South Africa's deputy finance minister received a death threat shortly before issuing a statement accusing a wealthy family with links to President Jacob Zuma of offering him the job of finance minister, the Business Day newspaper said on Thursday.
As he was preparing his bombshell statement, Mcebisi Jonas received a text message from a "prominent businessman" telling him to be quiet, the paper - South Africa's main business daily - said.
"Please keep your own counsel. Martyrdom is best left to Christ," the text message read. The paper did not identify the sender.
The report is the latest twist in a saga that has rocked the government of Africa's most advanced economy, amid suggestions the Gupta family, whose business empire stretches from media to mining, have had a hand in top political decisions.
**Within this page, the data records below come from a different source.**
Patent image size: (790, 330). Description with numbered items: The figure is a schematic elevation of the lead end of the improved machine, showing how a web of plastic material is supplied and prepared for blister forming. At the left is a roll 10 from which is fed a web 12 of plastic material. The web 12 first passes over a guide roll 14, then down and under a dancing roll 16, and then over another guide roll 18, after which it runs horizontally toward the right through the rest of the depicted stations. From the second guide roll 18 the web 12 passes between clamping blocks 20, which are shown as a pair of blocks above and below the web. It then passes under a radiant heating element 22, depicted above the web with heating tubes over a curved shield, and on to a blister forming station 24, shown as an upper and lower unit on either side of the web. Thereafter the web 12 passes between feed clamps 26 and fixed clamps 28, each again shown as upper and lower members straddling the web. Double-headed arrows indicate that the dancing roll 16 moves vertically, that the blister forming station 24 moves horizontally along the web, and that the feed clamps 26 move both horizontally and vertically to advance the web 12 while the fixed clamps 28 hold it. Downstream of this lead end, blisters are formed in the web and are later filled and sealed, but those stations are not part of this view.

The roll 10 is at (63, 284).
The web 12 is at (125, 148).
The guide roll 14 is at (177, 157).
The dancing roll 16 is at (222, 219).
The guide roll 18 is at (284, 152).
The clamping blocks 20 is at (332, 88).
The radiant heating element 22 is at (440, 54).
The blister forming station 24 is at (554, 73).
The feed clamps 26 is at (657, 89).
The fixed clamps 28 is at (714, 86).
That may even have stretched to Zuma's decision to sack respected finance minister Nhlanhla Nene in December, a move that sent financial markets and the rand into a tail-spin.
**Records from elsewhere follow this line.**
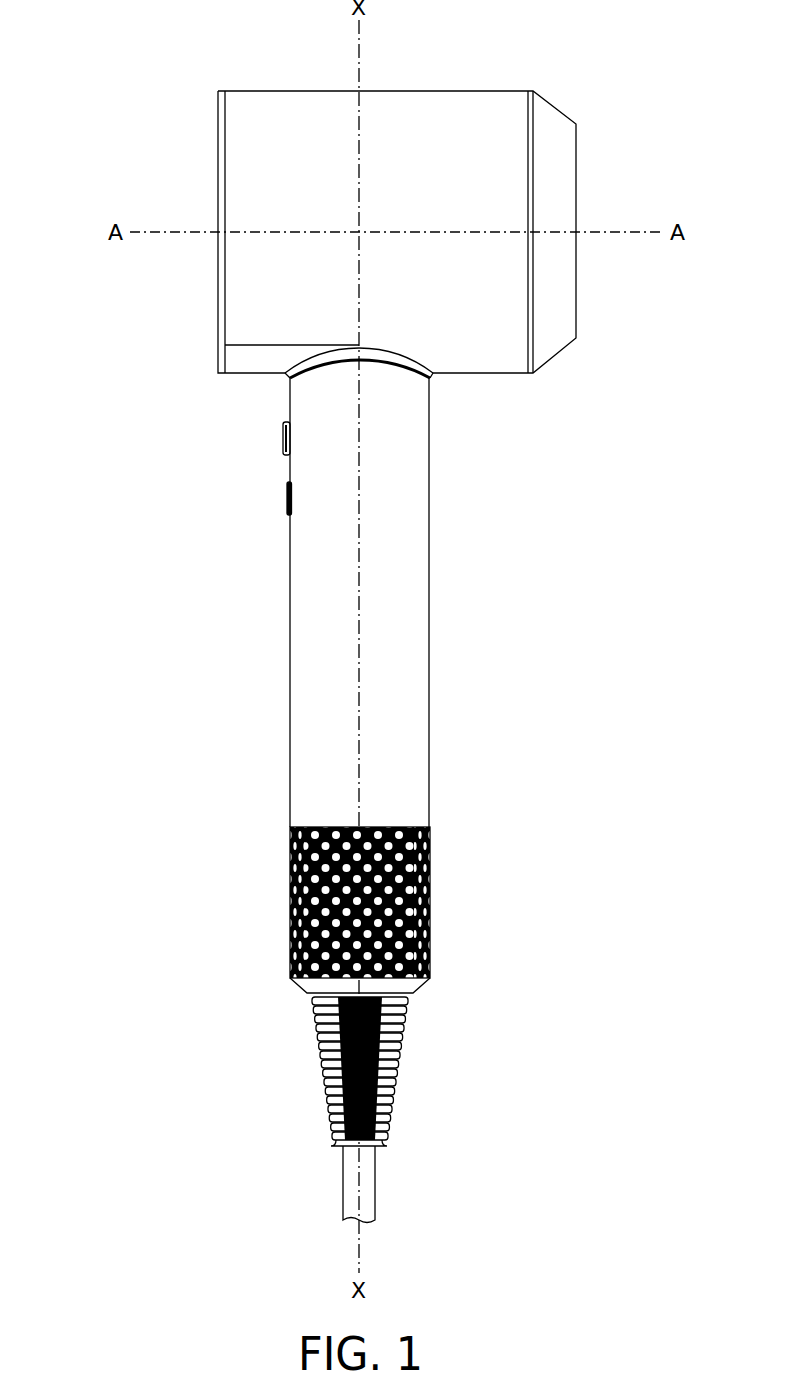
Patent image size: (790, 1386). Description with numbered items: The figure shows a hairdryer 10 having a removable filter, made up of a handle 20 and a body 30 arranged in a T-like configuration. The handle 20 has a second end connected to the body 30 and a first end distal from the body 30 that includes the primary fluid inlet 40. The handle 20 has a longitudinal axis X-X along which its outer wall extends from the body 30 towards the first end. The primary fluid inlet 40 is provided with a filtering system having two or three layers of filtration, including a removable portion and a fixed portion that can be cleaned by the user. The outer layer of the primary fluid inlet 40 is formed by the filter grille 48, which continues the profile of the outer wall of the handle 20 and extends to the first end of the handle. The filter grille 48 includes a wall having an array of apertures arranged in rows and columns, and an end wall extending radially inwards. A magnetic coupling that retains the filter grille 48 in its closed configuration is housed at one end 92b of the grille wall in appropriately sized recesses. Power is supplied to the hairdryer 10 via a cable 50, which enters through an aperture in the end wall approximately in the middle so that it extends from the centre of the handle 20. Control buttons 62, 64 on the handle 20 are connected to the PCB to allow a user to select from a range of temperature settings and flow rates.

The hairdryer 10 is at (318, 644).
The handle 20 is at (422, 603).
The body 30 is at (448, 93).
The primary fluid inlet 40 is at (366, 921).
The filter grille 48 is at (432, 897).
The cable 50 is at (368, 1176).
The control button 62 is at (283, 438).
The control button 64 is at (287, 498).
The end of the wall 92b is at (433, 979).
In his Wednesday statement, Jonas said the Guptas had offered him Nene's job but he rejected it "out of hand" on the grounds that it made a mockery of South Africa's 22-year-old democracy.
Zuma is due to answer questions in parliament on Thursday, and the ruling African National Congress (ANC) is holding a scheduled meeting of its top brass this weekend at which the scandal will be discussed.
The opposition have called for Zuma's resignation, saying the entire cabinet is compromised, and its main spokesman, Zizi Kodwa, said the party had to "send a clear message, unequivocally" that it could not be unduly influenced.
However, Secretary General Gwede Mantashe said it would not be making any hasty decisions.
"Let's leave that to the processes of the ANC," he told 702 Talk Radio.
The Guptas, who sit on the boards of at least six companies with Zuma's son, Duduzane, denied making job offers to anyone in government.